Author and music chronicler Charles Crosssays retailers in Seattle may have more to fear from rising rents than from fewer people buying their product.
“To have a large enough selection to make it decent you need a fair amount of real estate, and there was a point where Seattle could support those kind of things. Where the U District was such cheap rent that you had six different record stores on the Ave.,” he said.
The in-store experience
Meanwhile digital music delivery and online ordering are keeping the pressure on local stores, a change Cross laments.

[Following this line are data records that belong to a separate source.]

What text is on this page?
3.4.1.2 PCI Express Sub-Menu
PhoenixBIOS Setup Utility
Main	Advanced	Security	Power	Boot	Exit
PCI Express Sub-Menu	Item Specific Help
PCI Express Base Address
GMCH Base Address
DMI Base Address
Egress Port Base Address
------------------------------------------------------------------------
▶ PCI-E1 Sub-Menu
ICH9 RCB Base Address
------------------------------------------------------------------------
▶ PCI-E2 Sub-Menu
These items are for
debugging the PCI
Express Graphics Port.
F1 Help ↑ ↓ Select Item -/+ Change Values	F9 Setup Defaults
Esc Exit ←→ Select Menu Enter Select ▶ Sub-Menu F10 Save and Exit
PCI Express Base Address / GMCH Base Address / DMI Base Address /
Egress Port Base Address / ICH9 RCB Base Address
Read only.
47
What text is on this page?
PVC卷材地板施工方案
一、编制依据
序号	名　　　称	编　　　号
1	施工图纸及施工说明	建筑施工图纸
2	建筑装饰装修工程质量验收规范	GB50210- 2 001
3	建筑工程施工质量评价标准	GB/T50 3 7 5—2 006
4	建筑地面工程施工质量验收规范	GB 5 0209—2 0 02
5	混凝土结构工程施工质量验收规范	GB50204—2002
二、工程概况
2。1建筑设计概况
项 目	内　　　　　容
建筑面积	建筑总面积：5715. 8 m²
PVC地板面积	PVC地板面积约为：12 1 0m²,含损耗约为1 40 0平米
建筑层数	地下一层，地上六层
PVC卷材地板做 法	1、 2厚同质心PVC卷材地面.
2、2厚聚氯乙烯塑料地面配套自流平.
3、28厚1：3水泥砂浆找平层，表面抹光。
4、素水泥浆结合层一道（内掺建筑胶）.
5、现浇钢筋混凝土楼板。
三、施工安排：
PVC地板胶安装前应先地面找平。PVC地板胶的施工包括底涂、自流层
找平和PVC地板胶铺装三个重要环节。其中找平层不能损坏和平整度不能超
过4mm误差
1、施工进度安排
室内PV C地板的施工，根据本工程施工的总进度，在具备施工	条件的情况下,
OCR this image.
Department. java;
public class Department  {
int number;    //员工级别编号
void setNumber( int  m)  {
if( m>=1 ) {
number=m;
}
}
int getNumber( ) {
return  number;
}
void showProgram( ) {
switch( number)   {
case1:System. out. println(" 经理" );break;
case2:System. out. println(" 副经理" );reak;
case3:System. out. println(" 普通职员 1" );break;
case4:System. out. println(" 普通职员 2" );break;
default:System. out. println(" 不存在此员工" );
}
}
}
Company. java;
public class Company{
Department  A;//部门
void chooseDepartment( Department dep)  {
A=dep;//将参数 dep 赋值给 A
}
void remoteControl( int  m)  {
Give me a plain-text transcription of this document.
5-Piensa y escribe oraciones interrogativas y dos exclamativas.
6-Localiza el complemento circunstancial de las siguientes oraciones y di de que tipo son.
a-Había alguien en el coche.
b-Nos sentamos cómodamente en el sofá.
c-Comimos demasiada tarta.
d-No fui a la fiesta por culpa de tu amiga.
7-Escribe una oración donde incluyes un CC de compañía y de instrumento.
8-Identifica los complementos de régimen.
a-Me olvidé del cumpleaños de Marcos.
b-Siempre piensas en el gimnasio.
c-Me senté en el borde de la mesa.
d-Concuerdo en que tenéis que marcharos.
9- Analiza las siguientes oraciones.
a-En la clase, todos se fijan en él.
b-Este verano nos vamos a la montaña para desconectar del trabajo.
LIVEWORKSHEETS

“There’s both a cultural price, an intellectual price and maybe even a spiritual prices. Because I’ve never once in my life signed on to Amazon.com and had a helpful clerk with a beard tell me to go check out this great UK band,” said Cross.
There will still be plenty of bearded clerks at Easy Street’s original West Seattle location, which isn’t going anywhere. And owner Matt Vaughan will hang on to the memories from the Queen Anne years, like the time Lou Reed played for the business’s 15th anniversary.
“To have a conversation with him and talk about music, and then for him to say hey, take me around and pick me up a dozen new CDs – going shopping with Lou Reed was pretty special,” Vaughan said.
Easy Street will close its doors on Friday, after a farewell performance by Yo La Tengo. The next day they plan to auction off much of the store’s hardware, including its signature stencil-painted plywood record bins.